Hypothermia wraps/protection & heat loss prevention in the field:
Formula 1 pit stop hypothermia approach.
As we drove out of our International Centre, for Remote Area Medicine™️ in Eryri, Snowdonia, last night, at the end of delivering a 2 day risk management and exped planning course, it was late, dark, biblical driving rain and high winds. The government red weather text warning was sounding loudly on the phone. The river was rising to meet the bridge.

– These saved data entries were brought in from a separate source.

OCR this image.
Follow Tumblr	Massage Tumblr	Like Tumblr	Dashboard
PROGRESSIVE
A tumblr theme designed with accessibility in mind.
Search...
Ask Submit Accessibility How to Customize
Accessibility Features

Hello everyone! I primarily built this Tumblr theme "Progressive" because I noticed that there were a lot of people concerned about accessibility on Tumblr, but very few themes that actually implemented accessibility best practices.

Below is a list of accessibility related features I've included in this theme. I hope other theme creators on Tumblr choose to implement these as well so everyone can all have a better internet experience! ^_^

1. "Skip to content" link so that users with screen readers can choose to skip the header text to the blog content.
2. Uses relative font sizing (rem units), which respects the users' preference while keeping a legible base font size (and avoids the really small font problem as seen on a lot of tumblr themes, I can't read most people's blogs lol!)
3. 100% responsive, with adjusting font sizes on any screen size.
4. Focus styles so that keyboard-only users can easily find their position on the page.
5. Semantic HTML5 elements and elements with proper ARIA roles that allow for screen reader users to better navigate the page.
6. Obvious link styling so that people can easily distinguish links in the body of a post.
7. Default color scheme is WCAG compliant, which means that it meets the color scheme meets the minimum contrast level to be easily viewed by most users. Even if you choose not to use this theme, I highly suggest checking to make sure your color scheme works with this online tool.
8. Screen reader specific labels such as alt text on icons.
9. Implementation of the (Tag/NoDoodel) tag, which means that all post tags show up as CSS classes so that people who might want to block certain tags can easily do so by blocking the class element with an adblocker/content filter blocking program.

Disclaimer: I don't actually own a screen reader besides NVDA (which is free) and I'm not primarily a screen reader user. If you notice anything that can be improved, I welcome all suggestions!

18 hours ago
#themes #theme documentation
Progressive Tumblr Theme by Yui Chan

A 93 mph gust of wind was recorded.
Head torches showed a group heading down off the hill. Drenched.
No doubt, they’d had a rewarding day, but for those having a less rewarding day, it’s firmly hypothermia weather. Wet, cold, wind chill, little shelter (take a group shelter - it’s one of the most fundamental ‘must have’s’ on the hill and there’d be an interesting discussion about duty of care if you didn’t take one. Day 1 week 1 outdoor competence for group leaders and expedition medics). Here’s a recent paper on the value of group shelters/bothy bags:
The micro climate generated in a group shelter in the paper saw a 15 degrees Celsius rise here over 15 minutes of CPR. Impressive for a low cost, low weight piece of kit.

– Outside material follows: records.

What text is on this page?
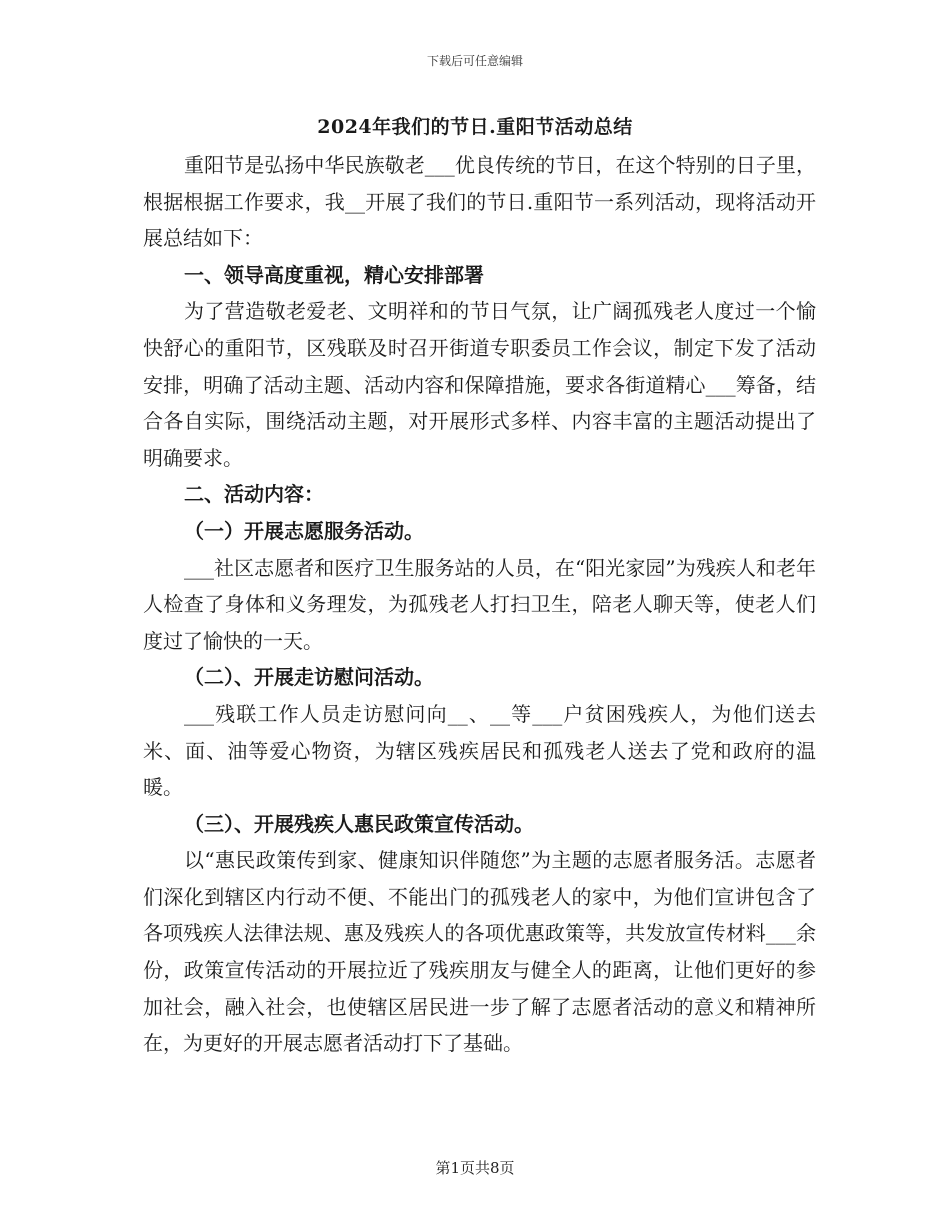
下载后可任意编辑
2024年我们的节日.重阳节活动总结

重阳节是弘扬中华民族敬老___优良传统的节日，在这个特别的日子里，根据根据工作要求，我__开展了我们的节日.重阳节一系列活动，现将活动开展总结如下：

一、领导高度重视，精心安排部署

为了营造敬老爱老、文明祥和的节日气氛，让广阔孤残老人度过一个愉快舒心的重阳节，区残联及时召开街道专职委员工作会议，制定下发了活动安排，明确了活动主题、活动内容和保障措施，要求各街道精心___筹备，结合各自实际，围绕活动主题，对开展形式多样、内容丰富的主题活动提出了明确要求。

二、活动内容：

（一）开展志愿服务活动。

___社区志愿者和医疗卫生服务站的人员，在“阳光家园”为残疾人和老年人检查了身体和义务理发，为孤残老人打扫卫生，陪老人聊天等，使老人们度过了愉快的一天。

（二）、开展走访慰问活动。

___残联工作人员走访慰问向__、__等___户贫困残疾人，为他们送去米、面、油等爱心物资，为辖区残疾居民和孤残老人送去了党和政府的温暖。

（三）、开展残疾人惠民政策宣传活动。

以“惠民政策传到家、健康知识伴随您”为主题的志愿者服务活。志愿者们深化到辖区内行动不便、不能出门的孤残老人的家中，为他们宣讲包含了各项残疾人法律法规、惠及残疾人的各项优惠政策等，共发放宣传材料___余份，政策宣传活动的开展拉近了残疾朋友与健全人的距离，让他们更好的参加社会，融入社会，也使辖区居民进一步了解了志愿者活动的意义和精神所在，为更好的开展志愿者活动打下了基础。

第1页共8页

Hypothermia is something the writer takes very seriously. In the UK, we are very familiar with very wet, windy, cold conditions. Perfect conditions for hypothermia. It’s the environment we spent most of our outdoor time in.
Many years ago, the writer was involved in a very extended duration mountain event in south wales, across terrain with little or no shelter. In winter. We were constantly soaked. Wind chill was high. The heat was sapped out. Energy levels were sapped. The event was ultimately called off after many many hours due to a missing participant from overseas (he was eventually found, having dumped his backpack and all his kit on the mountain and headed off the hills to a nearby village). The writer has vivid recollection of the classic ‘umbles’ - stumbles, fumbles, mumbles. Indicators of cold related performance impairment. As soon as the writer was able to stop, it was time to get down in a gore tex bivvy bag, sleeping bag and get some high calorie food on (while lying in the bivvy bag/sleeping bag combination). Insulation alone wasn’t enough. Onboarding calories was an essential part of the immediate personal admin.
It took 3 days to feel warm again.
Knowledge driven prevention is always key - nutrition, clothing, rest, shelter, environmental, individual factors and injury - and many other aspects are relevant. We cover these subjects on our environment specific courses but understanding how to deal with a casualty who has either become hypothermic or who may become hypothermic, should be understood and practiced before deployment.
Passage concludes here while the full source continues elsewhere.